No trip is complete without sampling local fare. We ate some great food while we were there. Since we arrived kind of late and many restaurants still weren't open to dine-in, we opted to eat at the Waffle House that was right next to the Hampton where we stayed. We'd never eaten in one before. I chose to actually try one of their waffles. It was pretty good, actually. We also ate at Aubrey's, a great restaurant serving American food as well as pasta which is what we ate; Southern Craft, where we sat at the bar and had some delicious libations as well as yummy barbecue; and Main Street Pizza, where the spaghetti and sausage meatballs was to-die-for delicious. At each place, we had incredibly friendly and helpful waiters who added to the dining (and drinking experience). 

       



 

       


Just a few miles west of Johnson City is the town of Jonesborough, which is the oldest town in Tennessee and home to the International Storytelling Center.

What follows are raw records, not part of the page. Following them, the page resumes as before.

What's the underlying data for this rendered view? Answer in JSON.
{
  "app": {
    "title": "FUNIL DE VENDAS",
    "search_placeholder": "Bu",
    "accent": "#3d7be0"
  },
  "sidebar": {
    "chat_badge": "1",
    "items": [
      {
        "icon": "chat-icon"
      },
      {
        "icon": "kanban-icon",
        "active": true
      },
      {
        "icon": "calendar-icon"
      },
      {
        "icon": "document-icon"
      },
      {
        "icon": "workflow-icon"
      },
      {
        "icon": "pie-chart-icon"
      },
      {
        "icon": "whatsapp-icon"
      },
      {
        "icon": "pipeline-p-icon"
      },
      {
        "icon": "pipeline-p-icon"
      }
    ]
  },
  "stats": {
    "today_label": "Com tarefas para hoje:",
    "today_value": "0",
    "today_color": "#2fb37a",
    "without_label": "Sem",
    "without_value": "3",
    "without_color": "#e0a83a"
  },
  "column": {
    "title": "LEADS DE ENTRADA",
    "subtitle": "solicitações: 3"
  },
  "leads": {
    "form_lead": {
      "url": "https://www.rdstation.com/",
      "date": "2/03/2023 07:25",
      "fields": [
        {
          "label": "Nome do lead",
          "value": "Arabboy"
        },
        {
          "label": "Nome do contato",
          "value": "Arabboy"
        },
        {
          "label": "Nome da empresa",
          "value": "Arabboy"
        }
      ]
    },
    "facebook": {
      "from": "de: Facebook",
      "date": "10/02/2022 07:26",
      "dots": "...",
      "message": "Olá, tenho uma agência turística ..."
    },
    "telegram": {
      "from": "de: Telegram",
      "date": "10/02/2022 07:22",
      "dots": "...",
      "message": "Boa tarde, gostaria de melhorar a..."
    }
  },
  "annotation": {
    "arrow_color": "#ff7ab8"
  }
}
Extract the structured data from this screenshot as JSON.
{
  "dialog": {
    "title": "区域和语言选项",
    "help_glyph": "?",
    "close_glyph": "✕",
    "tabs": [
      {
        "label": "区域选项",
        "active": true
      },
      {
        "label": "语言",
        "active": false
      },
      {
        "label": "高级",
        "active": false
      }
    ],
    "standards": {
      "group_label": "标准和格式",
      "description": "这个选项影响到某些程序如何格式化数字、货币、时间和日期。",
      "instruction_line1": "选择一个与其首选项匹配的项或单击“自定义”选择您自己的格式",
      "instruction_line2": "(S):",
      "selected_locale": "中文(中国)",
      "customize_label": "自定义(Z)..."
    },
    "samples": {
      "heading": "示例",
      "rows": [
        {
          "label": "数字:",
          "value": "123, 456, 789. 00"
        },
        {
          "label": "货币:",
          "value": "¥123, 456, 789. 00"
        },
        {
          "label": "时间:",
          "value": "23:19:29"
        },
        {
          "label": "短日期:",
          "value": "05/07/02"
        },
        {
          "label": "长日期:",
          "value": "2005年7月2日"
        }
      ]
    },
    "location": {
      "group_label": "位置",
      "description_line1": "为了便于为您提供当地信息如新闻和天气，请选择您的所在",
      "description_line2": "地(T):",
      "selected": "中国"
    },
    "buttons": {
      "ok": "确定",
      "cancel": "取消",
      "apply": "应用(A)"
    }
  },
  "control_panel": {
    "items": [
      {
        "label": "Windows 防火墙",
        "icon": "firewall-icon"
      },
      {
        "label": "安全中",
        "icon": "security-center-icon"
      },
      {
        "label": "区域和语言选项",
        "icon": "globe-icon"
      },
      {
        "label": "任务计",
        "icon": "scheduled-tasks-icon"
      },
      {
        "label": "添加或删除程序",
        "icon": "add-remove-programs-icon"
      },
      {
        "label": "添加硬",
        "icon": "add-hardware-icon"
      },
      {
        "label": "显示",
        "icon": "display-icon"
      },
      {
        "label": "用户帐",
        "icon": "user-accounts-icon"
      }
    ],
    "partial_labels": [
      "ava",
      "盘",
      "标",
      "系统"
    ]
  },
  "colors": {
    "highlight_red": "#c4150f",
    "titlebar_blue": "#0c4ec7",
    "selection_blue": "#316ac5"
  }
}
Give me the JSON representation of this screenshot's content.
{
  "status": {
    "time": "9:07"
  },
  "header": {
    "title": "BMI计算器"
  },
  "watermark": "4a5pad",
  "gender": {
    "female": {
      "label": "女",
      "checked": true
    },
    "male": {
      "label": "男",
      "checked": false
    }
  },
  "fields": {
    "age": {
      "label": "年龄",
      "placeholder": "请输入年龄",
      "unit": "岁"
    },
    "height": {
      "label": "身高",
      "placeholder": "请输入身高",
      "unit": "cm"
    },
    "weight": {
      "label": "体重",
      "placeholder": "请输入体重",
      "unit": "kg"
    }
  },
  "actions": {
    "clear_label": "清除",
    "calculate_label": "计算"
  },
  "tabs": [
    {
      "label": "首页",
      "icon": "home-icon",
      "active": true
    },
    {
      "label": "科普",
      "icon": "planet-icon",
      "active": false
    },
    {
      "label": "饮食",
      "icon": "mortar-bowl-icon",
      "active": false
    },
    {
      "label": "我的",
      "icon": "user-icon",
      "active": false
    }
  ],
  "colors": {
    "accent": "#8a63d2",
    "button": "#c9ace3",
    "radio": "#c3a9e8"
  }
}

The events for that are held in the fall, I believe, but the main street is quite historic and full of interesting places like the Christopher Taylor house where Andrew Jackson lived for a year. We ate at the Main Street Cafe, strolled through the town a bit, but a couple of the stores I would have liked to have visited were closed, so we left empty-handed but enjoyed the time spent there.

        

I'll leave you with one last selfie taken from Winged Deer Park in Johnson City. Hopefully, I'll be returning to the town or area in a year or so, either to visit or to live.